F     Focus                   

The first thing you must do is to step back and focus in order to gain some clarity and situational awareness.  Find a quiet place to focus your thoughts where you are free from distraction and interruption. I had a favorite park I would go to and spent many days and hours walking those boardwalks and trails in order to help keep me centered and clear.  

L     Listen                    

Next, you must listen. Listening can come from many valuable sources such as your family, your friends, your attorney, but the most important voice to consider will be your own.  It is wise to take into consideration the advice and thoughts of others, but realize that in the end, you ultimately make the final decisions so you have to be at peace with the choices you make.  Be sure to listen intently and considerately to what your own spirit is telling you.  

O    Obtain/Observe   

You can’t make wise or informed decisions without having the appropriate facts at hand.  Obtaining pertinent information and gathering facts about where you are, what must be prioritized and acted upon first, and what the landscape looks like ahead of you is all-important.  The power of observation is also critical in this process as you have to be aware and alert as you fact-gather in order to discern what type of information is most relevant and why.

A    Assess:           

Once you have the necessary information at hand, you can then begin to assess what will be the best and most appropriate course of action.  Assessing your options also means considering the potential short and long-term consequences for each choice.  Using critical thinking to walk through a potential decision is paramount, as it allows you to consider multiple options and outcomes as opposed to making panicked and regrettable rush to judgment about something.  

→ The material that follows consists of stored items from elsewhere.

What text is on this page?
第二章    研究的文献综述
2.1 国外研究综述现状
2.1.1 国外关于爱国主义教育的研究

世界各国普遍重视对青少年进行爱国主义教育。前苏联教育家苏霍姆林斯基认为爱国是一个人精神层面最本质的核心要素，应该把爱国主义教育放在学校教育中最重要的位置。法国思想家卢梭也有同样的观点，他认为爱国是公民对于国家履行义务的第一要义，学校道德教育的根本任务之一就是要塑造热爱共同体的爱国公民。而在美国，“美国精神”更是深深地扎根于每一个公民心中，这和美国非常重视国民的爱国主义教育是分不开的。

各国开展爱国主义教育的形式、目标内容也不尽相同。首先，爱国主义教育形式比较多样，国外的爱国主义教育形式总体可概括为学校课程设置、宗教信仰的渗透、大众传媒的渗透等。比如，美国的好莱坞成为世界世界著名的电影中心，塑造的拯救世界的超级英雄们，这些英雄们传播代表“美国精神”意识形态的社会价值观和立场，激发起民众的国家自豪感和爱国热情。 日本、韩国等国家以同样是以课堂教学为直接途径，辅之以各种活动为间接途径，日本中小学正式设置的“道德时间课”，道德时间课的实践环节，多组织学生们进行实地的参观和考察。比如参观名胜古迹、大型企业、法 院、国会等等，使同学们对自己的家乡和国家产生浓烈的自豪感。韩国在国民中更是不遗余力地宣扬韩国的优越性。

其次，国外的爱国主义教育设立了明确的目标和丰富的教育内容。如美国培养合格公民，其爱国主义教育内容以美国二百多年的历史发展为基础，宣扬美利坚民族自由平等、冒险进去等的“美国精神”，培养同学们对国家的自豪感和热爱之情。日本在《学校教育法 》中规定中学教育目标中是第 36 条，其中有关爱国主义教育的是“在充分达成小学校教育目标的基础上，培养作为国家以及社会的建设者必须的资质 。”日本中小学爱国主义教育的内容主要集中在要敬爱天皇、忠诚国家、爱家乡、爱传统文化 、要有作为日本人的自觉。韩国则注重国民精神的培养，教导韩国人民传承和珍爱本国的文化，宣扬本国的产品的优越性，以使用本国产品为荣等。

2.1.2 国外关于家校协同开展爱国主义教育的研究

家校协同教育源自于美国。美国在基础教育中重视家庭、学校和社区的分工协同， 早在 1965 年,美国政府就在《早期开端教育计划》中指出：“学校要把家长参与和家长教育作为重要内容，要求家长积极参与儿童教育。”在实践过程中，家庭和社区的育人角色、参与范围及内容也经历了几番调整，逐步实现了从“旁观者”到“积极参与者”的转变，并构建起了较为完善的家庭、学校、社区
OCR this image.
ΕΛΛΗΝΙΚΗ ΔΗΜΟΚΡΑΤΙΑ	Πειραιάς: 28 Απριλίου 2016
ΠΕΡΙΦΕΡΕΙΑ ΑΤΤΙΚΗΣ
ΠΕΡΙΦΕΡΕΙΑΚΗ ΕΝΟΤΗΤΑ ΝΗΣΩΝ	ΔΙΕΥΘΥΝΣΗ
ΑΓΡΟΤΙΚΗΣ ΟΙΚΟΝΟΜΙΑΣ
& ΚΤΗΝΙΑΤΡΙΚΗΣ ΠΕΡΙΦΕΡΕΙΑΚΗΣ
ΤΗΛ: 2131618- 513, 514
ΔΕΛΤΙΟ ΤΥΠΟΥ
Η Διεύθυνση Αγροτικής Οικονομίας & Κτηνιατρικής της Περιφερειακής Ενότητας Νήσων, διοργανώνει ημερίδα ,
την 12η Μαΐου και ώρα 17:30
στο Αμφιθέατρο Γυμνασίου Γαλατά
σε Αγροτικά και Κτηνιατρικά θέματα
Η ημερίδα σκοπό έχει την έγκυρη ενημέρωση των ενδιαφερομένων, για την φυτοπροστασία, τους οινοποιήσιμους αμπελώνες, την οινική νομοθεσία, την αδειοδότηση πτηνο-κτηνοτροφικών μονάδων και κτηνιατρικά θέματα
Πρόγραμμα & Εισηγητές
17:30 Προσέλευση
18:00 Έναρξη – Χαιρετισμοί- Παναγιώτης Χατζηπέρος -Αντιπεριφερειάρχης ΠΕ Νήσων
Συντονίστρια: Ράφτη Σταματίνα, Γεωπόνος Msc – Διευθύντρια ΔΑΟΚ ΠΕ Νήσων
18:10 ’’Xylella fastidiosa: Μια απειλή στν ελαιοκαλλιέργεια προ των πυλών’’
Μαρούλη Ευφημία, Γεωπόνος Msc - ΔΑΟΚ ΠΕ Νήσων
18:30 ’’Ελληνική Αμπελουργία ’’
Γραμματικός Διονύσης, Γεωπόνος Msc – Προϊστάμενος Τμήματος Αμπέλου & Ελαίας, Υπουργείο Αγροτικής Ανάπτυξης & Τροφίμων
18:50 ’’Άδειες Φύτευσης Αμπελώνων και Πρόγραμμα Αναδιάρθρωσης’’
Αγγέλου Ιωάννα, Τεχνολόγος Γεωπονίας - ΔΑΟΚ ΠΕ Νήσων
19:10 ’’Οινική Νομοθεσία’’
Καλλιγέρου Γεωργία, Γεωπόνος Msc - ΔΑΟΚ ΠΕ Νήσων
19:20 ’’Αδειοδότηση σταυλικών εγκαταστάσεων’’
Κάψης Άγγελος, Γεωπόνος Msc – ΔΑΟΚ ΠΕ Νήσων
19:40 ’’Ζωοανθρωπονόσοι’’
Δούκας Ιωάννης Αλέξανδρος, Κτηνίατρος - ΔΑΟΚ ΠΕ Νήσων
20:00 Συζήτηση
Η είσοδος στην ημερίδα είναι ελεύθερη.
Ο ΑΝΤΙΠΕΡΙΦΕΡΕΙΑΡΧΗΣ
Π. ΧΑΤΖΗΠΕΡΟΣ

T     Take Action:        

Once you have gained clarity, garnered advice, obtained and assessed the facts to determine your next step, it’s time to take intentional and determined action.  Because you have taken the time to carefully walk through and consider the alternatives and outcomes, you can move forward with confidence knowing you have made the best decision possible with the facts at hand.   

When we are in an emotionally fragile place, we can often second-guess ourselves as we wrestle with fear and uncertainty, so having a process in place to help with decision making will be extremely beneficial.  You will also find that as you take the time to process through decisions that your confidence will grow and you will begin to feel a sense of power and self-control return to you.  It takes time and it takes practice, but remembering to FLOAT can help bring stability and clarity to a painful and difficult process.